Bazzite has a very simple process for installing software that isn’t on Flatpak: You spin up a virtual machine running a better distro and install it there
Bazzite has a very simple process for installing software that isn’t on Flatpak: You spin up a virtual machine running a better distro and install it there
Bazzite is the better distro because you install things in a distrobox. Muck around, break things in there, but your main distro stays safe, secure and stable.
Until the keys change. And you spend forever wondering why it updates every day only to realize it was the same update over and over and over, and the only way they announce they broke things is a GitHub issue.
I love Bazzite, daily it on my gaming PC. But imutable distros do have challenges, and installing non-standard software is defintlately one of them.
Hmmm. I use QubesOS mainly for the ability to have a separate VM for different things that I can muck around in and not break shit.
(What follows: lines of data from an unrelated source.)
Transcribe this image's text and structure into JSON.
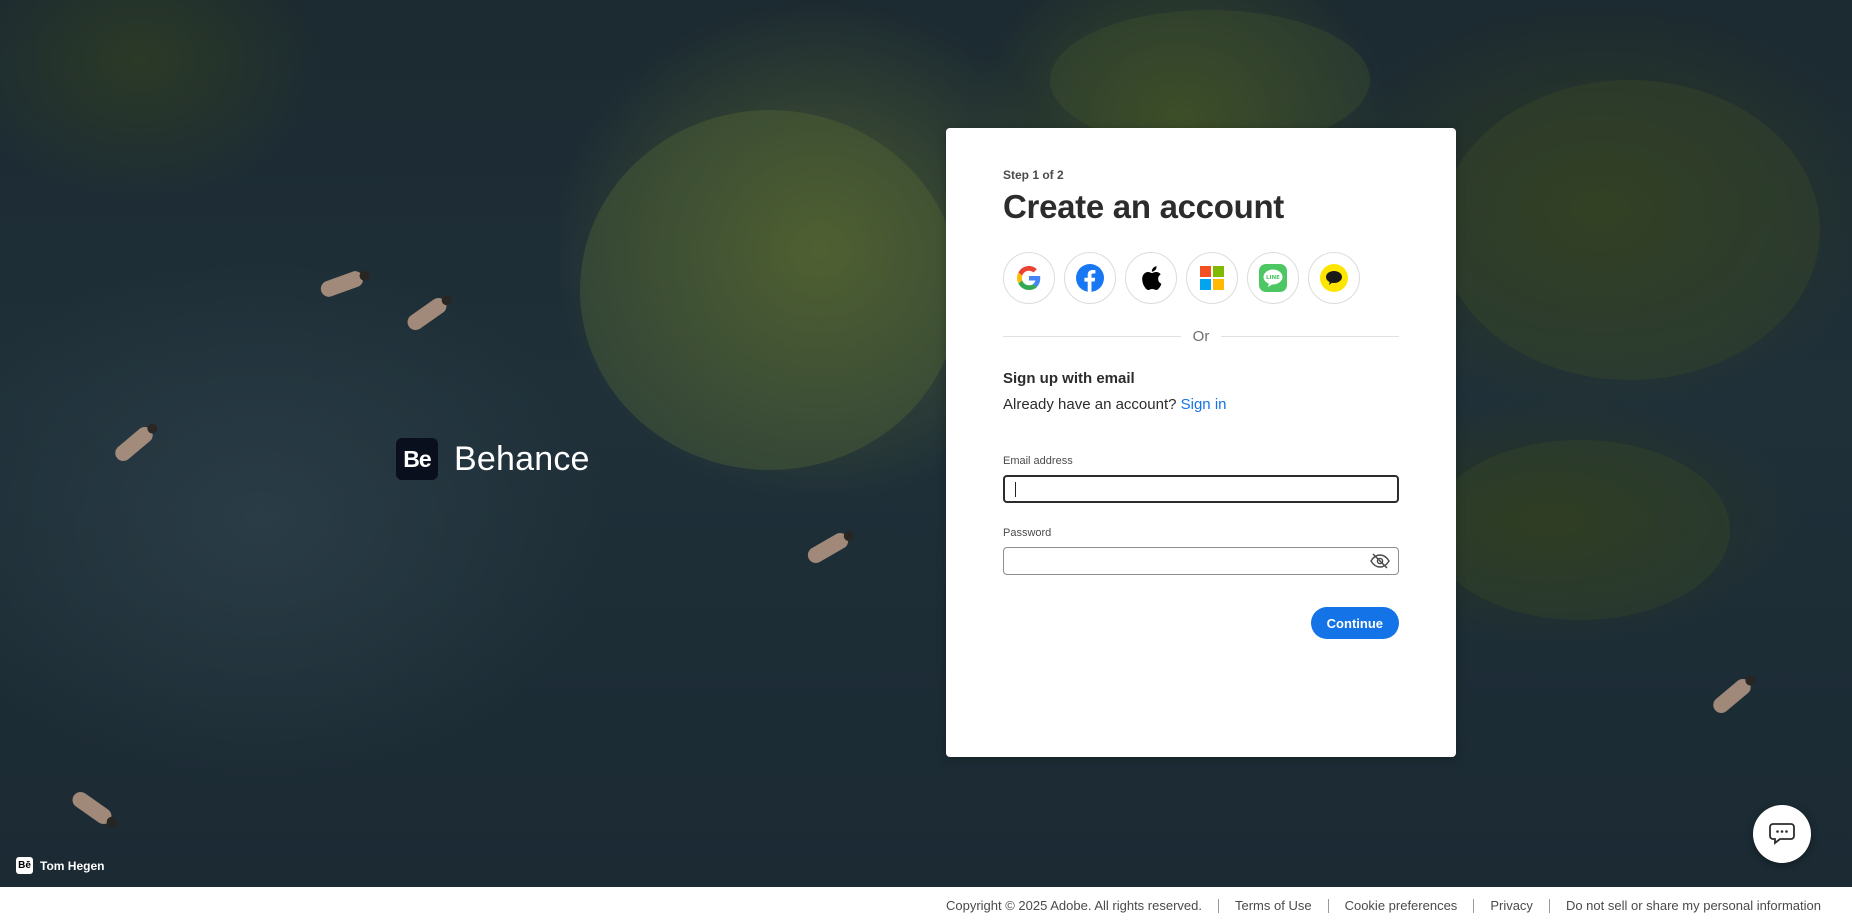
{
  "brand": {
    "badge": "Be",
    "name": "Behance"
  },
  "credit": {
    "badge": "Bē",
    "name": "Tom Hegen"
  },
  "card": {
    "step": "Step 1 of 2",
    "title": "Create an account",
    "socials": [
      {
        "name": "google",
        "icon": "google-icon"
      },
      {
        "name": "facebook",
        "icon": "facebook-icon",
        "color": "#1877F2"
      },
      {
        "name": "apple",
        "icon": "apple-icon",
        "color": "#000000"
      },
      {
        "name": "microsoft",
        "icon": "microsoft-icon"
      },
      {
        "name": "line",
        "icon": "line-icon",
        "color": "#4CC764"
      },
      {
        "name": "kakao",
        "icon": "kakao-icon",
        "color": "#FEE500"
      }
    ],
    "divider_label": "Or",
    "sub_heading": "Sign up with email",
    "have_account": "Already have an account?",
    "sign_in": "Sign in",
    "email_label": "Email address",
    "email_value": "",
    "password_label": "Password",
    "password_value": "",
    "continue_label": "Continue"
  },
  "colors": {
    "accent": "#1473E6",
    "brand_badge": "#0A0F1E"
  },
  "footer": {
    "copyright": "Copyright © 2025 Adobe. All rights reserved.",
    "terms": "Terms of Use",
    "cookies": "Cookie preferences",
    "privacy": "Privacy",
    "do_not_sell": "Do not sell or share my personal information"
  },
  "chat": {
    "icon": "chat-icon"
  }
}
Does bazzite offer a similar experience?
You don’t run a VM for everything with Bazzite, Distrobox is more like Flatpak or WSL in that regard.
It also isn’t much more secure, it’s just that everything is a bit more contained and comes with their own dependencies.
So it’s kinda like a docker container its got its own filesystem and root runtime but not its own kernel?
Distrobox is just a set of shell scripts that controlls Podman under the hood. Not only is it like docker, it literally uses the same container format (ContainerD).
Huh the more u know lol
Eh, it’s fedora under the hood with SELinux enabled, and immutable, better than most security wise, I didn’t say much more.
I replied to @muntedcrocodile@lemm.ee and understood the question like “Is distrobox as secure as QubesOS?”, which I replied with “No”.
I’d say Fedora Atomic is definitely a bit more secure than other distros (e.g. Ubuntu, regular Fedora, etc.) for reasons you mentioned, but if you are a user that thinks that only Qubes offers the security you need, than there’s no alternative.
I can recommend you Secureblue tho as a good middle ground.
It’s Fedora Atomic, but hardened, a bit like GrapheneOS. Still viable for comfortable everyday use, but much more secure.
Ahh, fair cop. Good point on Secureblue, but my threat model doesn’t take me there.